As I flew over Mumbai, 

I heralded my 23rd birthday with a plastic cup of red wine warming my belly in a toast to myself. The children onboard are disciplined and not wailing; the pink aisle lights are on for optimal sleeping ambience; my eyes feel like it’s been tickled by dandelions and are wearied, perhaps from seeing so little of life. As per annual tradition I try to reflect on another year of wisdom (hopefully) and be deliberate about growing up.

Upon revisiting my mini bucket list from last year’s reflections, I found that surprisingly, without intending to, I had checked off many of them. I wonder if that is how we mature in age — growing naturally into a predisposition as flowers tilt towards our chosen sun, or perhaps as towers lean more visibly with increased verticality from a pre-set foundation. This year though, instead of aspiring towards goals in adulthood, I think that the ripe old age of 23 put me squarely into adulthood and I want to reflect on what that means. A lot of my reflections came from hurriedly jotted down epiphanies in my notes app, in cumulative drops, such that when I try to sit down and do a retroactive summary, growth feels unexpected when I see it all in full force the first time.

I thought, and especially so in my early 20s, that growing up was learning to take my parents and other adult figures off the pedestal in the podiums  of my mind. I have a lot of foundational habits attributed to them, but I am coming into contact with a lot of problems I am learning to undo too. I am unlearning bad communication styles of Asian households as I am unlearning the pressure to always act more mature and be more grown up for my age. When we stop treating people as more than humans, I think, we then gain the ability to learn well from them. This year, however, this realisation that I had been pretty pleased with to internalise seems in need of updating. The next step of maturity is to still treat these adults kindly despite taking them off the pedestals. Previously I had reacted to, take for example, my mother’s fallibility, as a disillusioned child would — with smugness, with discontent, and with stubborn resolutions to not make the same mistakes. This was separate from loving and respecting her and being a good daughter. There’s no good way to describe this in words, but I will try: I’m thinking of this maturity as perhaps not holding her to the pedestal at all, to realise that I am fully as capable as her in making those same mistakes and that she is fully as capable as I in learning from them and changing. I suspect that the older I get the more I learn what forgiveness means. To me, this realisation of what it means to be an adult was extra important because it showed me that the “pearls of wisdom” I had previously come to were fully infallible and can be revised and improved upon. Therefore, shouldn’t that open all my beliefs, even the ones I consider to be my best, as imperfect and potent with growth?

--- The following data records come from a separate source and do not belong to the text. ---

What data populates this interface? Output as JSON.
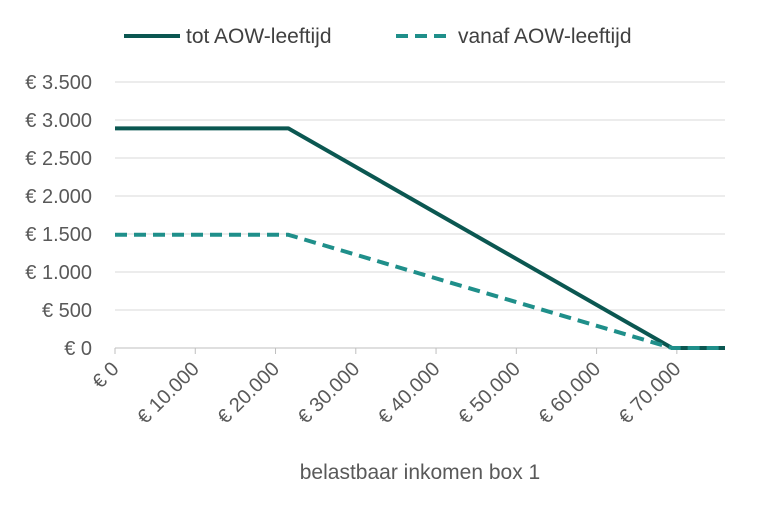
{
  "chart_data": {
    "type": "line",
    "xlabel": "belastbaar inkomen box 1",
    "ylabel": "",
    "title": "",
    "xlim": [
      0,
      76000
    ],
    "ylim": [
      0,
      3500
    ],
    "x_ticks": [
      0,
      10000,
      20000,
      30000,
      40000,
      50000,
      60000,
      70000
    ],
    "x_tick_labels": [
      "€ 0",
      "€ 10.000",
      "€ 20.000",
      "€ 30.000",
      "€ 40.000",
      "€ 50.000",
      "€ 60.000",
      "€ 70.000"
    ],
    "y_ticks": [
      0,
      500,
      1000,
      1500,
      2000,
      2500,
      3000,
      3500
    ],
    "y_tick_labels": [
      "€ 0",
      "€ 500",
      "€ 1.000",
      "€ 1.500",
      "€ 2.000",
      "€ 2.500",
      "€ 3.000",
      "€ 3.500"
    ],
    "grid": true,
    "legend_position": "top",
    "series": [
      {
        "name": "tot AOW-leeftijd",
        "color": "#0b5751",
        "style": "solid",
        "points": [
          [
            0,
            2890
          ],
          [
            21600,
            2890
          ],
          [
            69400,
            0
          ],
          [
            76000,
            0
          ]
        ]
      },
      {
        "name": "vanaf AOW-leeftijd",
        "color": "#1f8f8a",
        "style": "dashed",
        "points": [
          [
            0,
            1490
          ],
          [
            21600,
            1490
          ],
          [
            69400,
            0
          ],
          [
            76000,
            0
          ]
        ]
      }
    ]
  }
}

Perhaps slightly related to this is another important part of adulting: learning to notice and appreciate the extent of what people do for you unnoticed. This struck me one rainy day as I was walking in a big group, and I saw a guy holding out an umbrella over everyone without one with the awkward shuffling to try not to step on their shoes, and to negotiate which corners of his body will get wet, yet the rest of them were so lost in their own conversation they didn’t realise it. As a child will not notice parents’ hard work in packing, planning, and organising family trips, or a government scholar will not realise all the paperwork and people involved in giving them the opportunity to succeed, someone who hasn’t learned to adult yet doesn’t realise all the invisible labour occurring around them because they are suctioned to the irresistible gravity of their own ego. There is nothing wrong with it, up till a certain age. However, noticing all of these made me say thank you much more readily, frequently, and meaningfully. 

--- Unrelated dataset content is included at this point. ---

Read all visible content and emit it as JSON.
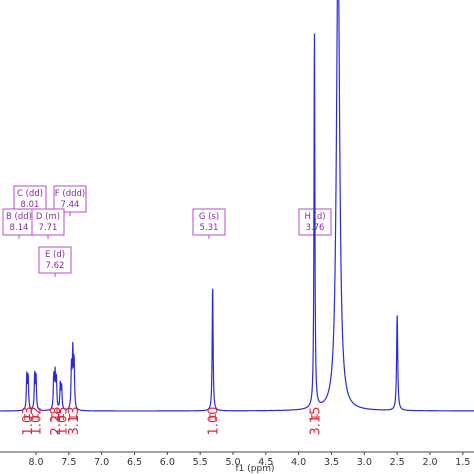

Learning the joys of missing out. That is my last epiphany for what adulthood means. Admittedly this might be a more personality driven thing, but I think that I am starting to enjoy moments where I can laze around in bed and hear the world pass by outside. I enjoy not fully understanding conversations after big school-wide events that sparked the gossip mill. There is pleasure in knowing that the world carries on with or without you, and that is soothing to know as it removes part of the dreadful load of adult responsibilities I already cannot shed. Importantly, I think this is a great proxy to gauge my own skills of protecting my own time. Not all experiences are worth having, at least in my opinion. I am proud to be able to be selective of what I am investing time in and what I am missing out on — that I have a life equally worthwhile should I choose to miss out on something, that I have the luxury of choice to separate leisure from work obligations, that I have friends who are alight with me missing out on some experiences without it impacting the quality of our friendship.

There are, I’m sure, many more things that could also be more defining aspects of adulthood. The vague sense of awe we had as a kid looking at a 20 something year old, thinking that they have their life figured out, feels a bit like a betrayal when we get to that age ourselves. It’s not that simple. Maturity isn’t something that we take for granted with age, but is instead earned through reflection and growth. However, I take some comfort in that childlike wonder at adults — I want to be able to earn that admiration by working towards my own growth, and being deliberate with my growth, step by step, year by year, till the end of this life.